Ousmane Sonko appelle à un dialogue politique pour préserver la stabilité du Sénégal
Alors que le Sénégal traverse une période politique délicate après le limogeage d’Ousmane Sonko de son poste de Premier ministre, ce dernier plaide pour un dialogue constructif afin d’éviter une nouvelle crise. Entre tensions institutionnelles et divergences de gestion, l’ancien chef du gouvernement met en garde contre les risques d’une instabilité prolongée.
Ousmane Sonko, figure majeure de la politique sénégalaise et chef du parti Pastef, a récemment réaffirmé son engagement en faveur d’un dialogue politique intelligent pour sortir le pays des turbulences actuelles. Depuis son éviction de la primature par le président Bassirou Diomaye Faye, il multiplie les prises de parole pour alerter sur les dangers d’une gouvernance sans assise solide.
« Un pays est une affaire sérieuse, tout comme la formation d’un gouvernement. On ne peut pas improviser sans tenir compte des réalités politiques », a-t-il déclaré lors d’une intervention publique. Sonko, qui a également été élu président de l’Assemblée nationale le 26 mai, souligne que le nouveau gouvernement, composé de 30 membres, manque de légitimité démocratique et ne bénéficie d’aucun soutien parlementaire structuré.
Parmi les points de friction entre les deux hommes, la question de la dette publique du Sénégal occupe une place centrale. Bassirou Diomaye Faye aurait justifié la révocation de Sonko en invoquant des divergences irréconciliables sur la stratégie à adopter pour y faire face. Sonko, pour sa part, dénonce une approche gouvernementale « désorganisée » et « déconnectée des besoins réels de la population ».
Une cohabitation sous haute tension
Avec 130 députés sur 165 à l’Assemblée nationale, le Pastef dispose d’une majorité écrasante. Pourtant, Sonko affirme que le président Faye, dépourvu de soutien parlementaire, se retrouve dans une position de faiblesse. « Nous sommes en situation de cohabitation, que cela lui plaise ou non. Il n’a ni les moyens ni le mandat pour gouverner sans dialogue », a-t-il martelé.
Malgré ces critiques acerbes, Sonko assure que son parti ne cherche pas à destabiliser le gouvernement. « Nous sommes prêts à accompagner cette équipe pour qu’elle réussisse, mais nous ne fermerons pas les yeux sur les erreurs. Si nécessaire, nous utiliserons les outils constitutionnels à notre disposition, sans pour autant précipiter une crise », a-t-il précisé.
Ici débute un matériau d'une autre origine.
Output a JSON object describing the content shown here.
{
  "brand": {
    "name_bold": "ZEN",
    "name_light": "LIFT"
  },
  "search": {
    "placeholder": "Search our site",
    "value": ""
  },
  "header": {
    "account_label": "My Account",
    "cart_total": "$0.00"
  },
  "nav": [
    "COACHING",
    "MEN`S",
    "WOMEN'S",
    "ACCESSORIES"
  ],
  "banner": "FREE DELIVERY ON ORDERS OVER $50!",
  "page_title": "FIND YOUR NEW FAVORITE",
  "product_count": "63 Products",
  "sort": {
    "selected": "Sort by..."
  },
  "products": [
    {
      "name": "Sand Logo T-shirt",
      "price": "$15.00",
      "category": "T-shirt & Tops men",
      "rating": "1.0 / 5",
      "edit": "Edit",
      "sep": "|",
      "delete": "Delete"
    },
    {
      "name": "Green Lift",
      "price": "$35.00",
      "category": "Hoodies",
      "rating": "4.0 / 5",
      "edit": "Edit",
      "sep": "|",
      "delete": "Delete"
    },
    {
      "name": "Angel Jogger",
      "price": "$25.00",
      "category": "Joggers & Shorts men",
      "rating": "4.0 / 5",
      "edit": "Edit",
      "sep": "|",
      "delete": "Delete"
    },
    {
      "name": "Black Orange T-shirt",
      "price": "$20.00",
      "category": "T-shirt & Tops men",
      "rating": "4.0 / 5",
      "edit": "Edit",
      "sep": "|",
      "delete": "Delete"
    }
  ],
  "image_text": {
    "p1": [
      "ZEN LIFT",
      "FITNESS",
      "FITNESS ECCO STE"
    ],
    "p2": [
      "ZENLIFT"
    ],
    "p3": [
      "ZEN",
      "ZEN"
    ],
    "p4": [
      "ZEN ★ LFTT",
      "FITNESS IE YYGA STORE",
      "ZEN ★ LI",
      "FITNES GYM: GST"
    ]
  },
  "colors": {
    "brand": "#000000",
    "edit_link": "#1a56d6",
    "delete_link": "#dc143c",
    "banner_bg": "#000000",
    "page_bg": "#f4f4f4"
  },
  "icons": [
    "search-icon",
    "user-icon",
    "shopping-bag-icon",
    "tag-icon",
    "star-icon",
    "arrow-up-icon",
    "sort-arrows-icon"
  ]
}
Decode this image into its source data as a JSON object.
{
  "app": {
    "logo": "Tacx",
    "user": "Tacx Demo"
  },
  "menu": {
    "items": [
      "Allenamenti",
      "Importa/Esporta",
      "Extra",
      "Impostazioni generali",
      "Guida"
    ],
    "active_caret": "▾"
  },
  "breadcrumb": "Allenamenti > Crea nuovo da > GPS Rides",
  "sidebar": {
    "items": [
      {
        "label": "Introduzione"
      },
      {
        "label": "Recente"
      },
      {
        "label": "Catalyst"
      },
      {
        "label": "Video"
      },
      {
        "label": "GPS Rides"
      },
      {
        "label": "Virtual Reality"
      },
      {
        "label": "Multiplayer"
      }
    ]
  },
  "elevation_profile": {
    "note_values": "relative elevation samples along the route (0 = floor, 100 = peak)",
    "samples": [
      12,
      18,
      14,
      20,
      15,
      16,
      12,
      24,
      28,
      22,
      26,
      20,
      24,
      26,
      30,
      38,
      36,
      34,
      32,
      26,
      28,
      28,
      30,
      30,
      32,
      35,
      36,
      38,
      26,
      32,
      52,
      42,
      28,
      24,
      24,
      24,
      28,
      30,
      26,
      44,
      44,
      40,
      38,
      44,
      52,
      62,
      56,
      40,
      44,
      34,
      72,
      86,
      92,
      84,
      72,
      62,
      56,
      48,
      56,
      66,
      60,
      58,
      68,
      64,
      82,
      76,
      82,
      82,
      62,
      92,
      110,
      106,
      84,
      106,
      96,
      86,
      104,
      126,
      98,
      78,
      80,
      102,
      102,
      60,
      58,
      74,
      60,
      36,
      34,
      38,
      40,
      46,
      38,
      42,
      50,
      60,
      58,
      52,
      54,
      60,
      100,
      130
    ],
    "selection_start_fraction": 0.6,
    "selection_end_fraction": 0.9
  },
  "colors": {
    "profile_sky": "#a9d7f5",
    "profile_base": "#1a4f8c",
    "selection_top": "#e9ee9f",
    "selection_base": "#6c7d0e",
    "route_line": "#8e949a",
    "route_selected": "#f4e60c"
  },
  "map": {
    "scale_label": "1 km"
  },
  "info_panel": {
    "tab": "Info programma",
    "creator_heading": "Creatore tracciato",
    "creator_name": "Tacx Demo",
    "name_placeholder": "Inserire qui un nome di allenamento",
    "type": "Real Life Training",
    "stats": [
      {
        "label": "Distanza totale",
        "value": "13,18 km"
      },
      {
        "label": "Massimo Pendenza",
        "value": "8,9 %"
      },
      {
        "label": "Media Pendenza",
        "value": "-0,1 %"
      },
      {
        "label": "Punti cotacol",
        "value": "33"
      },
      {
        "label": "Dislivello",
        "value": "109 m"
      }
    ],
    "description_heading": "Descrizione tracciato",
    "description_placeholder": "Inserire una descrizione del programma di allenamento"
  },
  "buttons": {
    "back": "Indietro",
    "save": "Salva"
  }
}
Appel à la responsabilité collective
Pour éviter un retour aux violences politiques qui ont marqué le pays entre 2021 et 2024 — avec des manifestations réprimées dans le sang —, Sonko insiste sur l’urgence d’un compromis national. « Personne ne viendra investir au Sénégal si nous nous enfermons dans des luttes stériles. La paix sociale et la stabilité politique doivent primer sur les ambitions personnelles », a-t-il plaidé.
Il a également appelé ses partisans à la modération, dénonçant des provocations ciblant ses proches et exhortant la jeunesse à rester calme. « La paix se construit à deux. Sans dialogue, il n’y a pas de solution durable », a-t-il conclu, réaffirmant sa volonté de voir le Sénégal éviter une nouvelle descente aux enfers.